Но потрясения продолжали сыпаться на Ченса, одно из которых оказалось сильнее остальных. Из операционной вышел хирург, его зеленый халат был запятнан кровью Санни.

– Ваша жена ненадолго пришла в сознание, – сказал он, – она не вполне все осознавала, но спросила о ребенке. Вы знаете, какой у нее срок?

Ченс едва не упал и для поддержки уперся рукой в стену.

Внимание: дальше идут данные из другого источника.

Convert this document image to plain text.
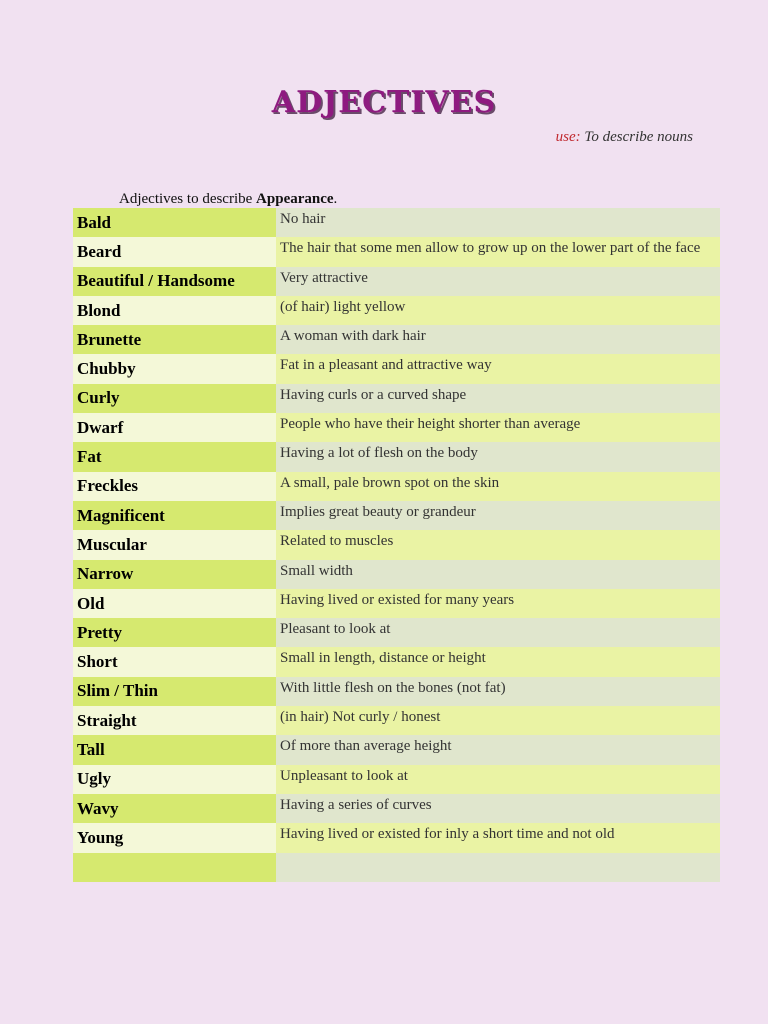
ADJECTIVES
use: To describe nouns
Adjectives to describe Appearance.
Bald	No hair
Beard	The hair that some men allow to grow up on the lower part of the face
Beautiful / Handsome	Very attractive
Blond	(of hair) light yellow
Brunette	A woman with dark hair
Chubby	Fat in a pleasant and attractive way
Curly	Having curls or a curved shape
Dwarf	People who have their height shorter than average
Fat	Having a lot of flesh on the body
Freckles	A small, pale brown spot on the skin
Magnificent	Implies great beauty or grandeur
Muscular	Related to muscles
Narrow	Small width
Old	Having lived or existed for many years
Pretty	Pleasant to look at
Short	Small in length, distance or height
Slim / Thin	With little flesh on the bones (not fat)
Straight	(in hair) Not curly / honest
Tall	Of more than average height
Ugly	Unpleasant to look at
Wavy	Having a series of curves
Young	Having lived or existed for inly a short time and not old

– Она беременна? – прохрипел он.

– Понятно, – хирург тут же перешел к делу, – полагаю, она сама узнала недавно. Мы возьмем все необходимые анализы и сделаем все со всевозможной осмотрительностью. Сейчас мы прооперируем ее. Медсестра покажет вам, где можно подождать.

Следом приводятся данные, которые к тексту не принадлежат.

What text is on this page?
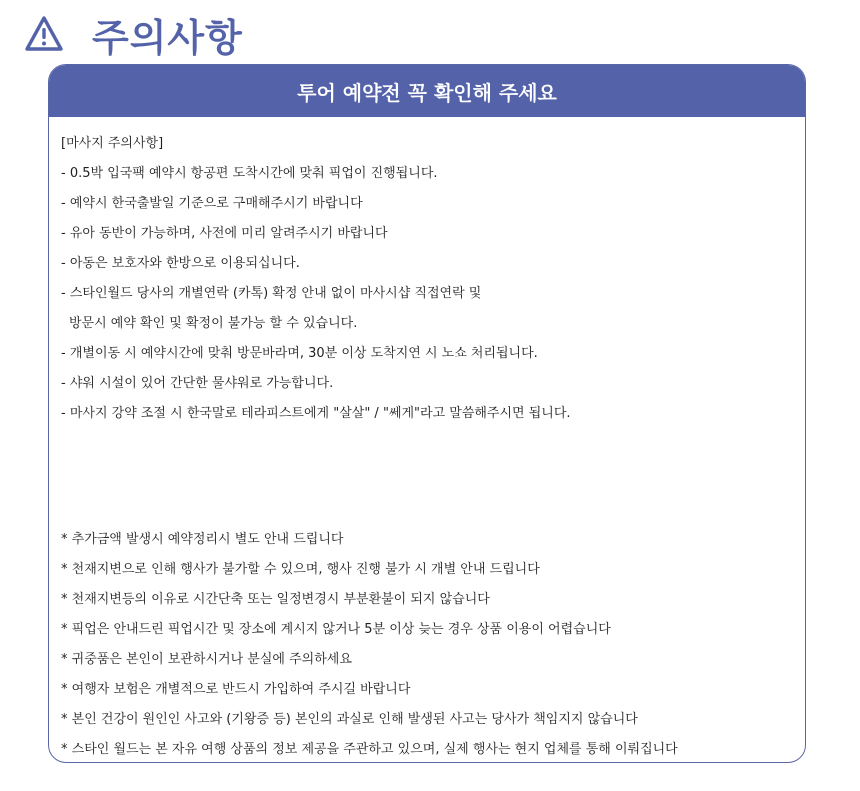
주의사항
투어 예약전 꼭 확인해 주세요
[마사지 주의사항]
- 0.5박 입국팩 예약시 항공편 도착시간에 맞춰 픽업이 진행됩니다.
- 예약시 한국출발일 기준으로 구매해주시기 바랍니다
- 유아 동반이 가능하며, 사전에 미리 알려주시기 바랍니다
- 아동은 보호자와 한방으로 이용되십니다.
- 스타인월드 당사의 개별연락 (카톡) 확정 안내 없이 마사시샵 직접연락 및
방문시 예약 확인 및 확정이 불가능 할 수 있습니다.
- 개별이동 시 예약시간에 맞춰 방문바라며, 30분 이상 도착지연 시 노쇼 처리됩니다.
- 샤워 시설이 있어 간단한 물샤워로 가능합니다.
- 마사지 강약 조절 시 한국말로 테라피스트에게 "살살" / "쎄게"라고 말씀해주시면 됩니다.
* 추가금액 발생시 예약정리시 별도 안내 드립니다
* 천재지변으로 인해 행사가 불가할 수 있으며, 행사 진행 불가 시 개별 안내 드립니다
* 천재지변등의 이유로 시간단축 또는 일정변경시 부분환불이 되지 않습니다
* 픽업은 안내드린 픽업시간 및 장소에 계시지 않거나 5분 이상 늦는 경우 상품 이용이 어렵습니다
* 귀중품은 본인이 보관하시거나 분실에 주의하세요
* 여행자 보험은 개별적으로 반드시 가입하여 주시길 바랍니다
* 본인 건강이 원인인 사고와 (기왕증 등) 본인의 과실로 인해 발생된 사고는 당사가 책임지지 않습니다
* 스타인 월드는 본 자유 여행 상품의 정보 제공을 주관하고 있으며, 실제 행사는 현지 업체를 통해 이뤄집니다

Он зашагал прочь, полы зеленого халата взметнулись.

Зейн повернулся к Ченсу, его светло-голубые глаза были острее лазера.

– Твой? – кратко спросил он.

– Да.

Зейн не спросил, уверен ли он, за что Ченс был ему благодарен. Брат просто принял это как очевидное, понимая, что Ченс не допустил бы ошибки в таком важном деле.

Беременна? Как? Ченс потер переносицу. Он знал, как. Ченс с мучительной ясностью помнил, каково это – чувствовать кульминацию без защитных ножен презерватива, притупляющего ощущения. Это случилось дважды, только дважды – но и одного раза бывает достаточно.

Несколько незначительных деталей встали на место. Большую часть своей жизни он провел рядом с беременными женщинами, своими невестками, приносящими в мир маленьких Маккензи. Он хорошо знал признаки. Он вспомнил сонливость Санни в этот день и ее настойчивость при покупке свёклы. «Чертова маринованная свёкла», – подумал он; ее тяга к ней – теперь он точно знал, почему она хотела ее, – спасла ему жизнь. Иногда причудливые желания начинались почти сразу. Он помнил, как Шиа, жена Майкла, практически дочиста опустошила часть Вайоминга, скупая консервированный тунец, за целую неделю до того, как у нее началась задержка. И сонливость при беременности тоже появлялась рано.

Он точно знал тот день, в который сделал Санни беременной. Это было во второй раз, когда они занимались любовью, лежа на одеяле в послеполуденную жару. Ребенок родится в середине мая... если Санни выживет.

Она должна выжить. Другого развития событий Ченс не представлял. Проклятье, он любил ее слишком сильно, чтобы даже думать об этом. Увидев пулевое ранение в ее правом боку, он чуть не поседел от ужаса.

– Хочешь, я позвоню родителям? – спросил Зейн.

Ченс знал, что, если бы сказал «да», они бросили бы все дела и немедленно приехали. Вся семья. Больницу наводнили бы Maккензи. Их поддержка всегда была абсолютной и несомненной.

Он покачал головой.

– Нет. Пока нет, – его голос звучал хрипло, как если бы он кричал, хотя Ченс мог бы поклясться, что все свои крики он удерживал внутри. Если Санни… если случится худшее, тогда семья будет ему нужна. Прямо сейчас он все еще держался. С трудом.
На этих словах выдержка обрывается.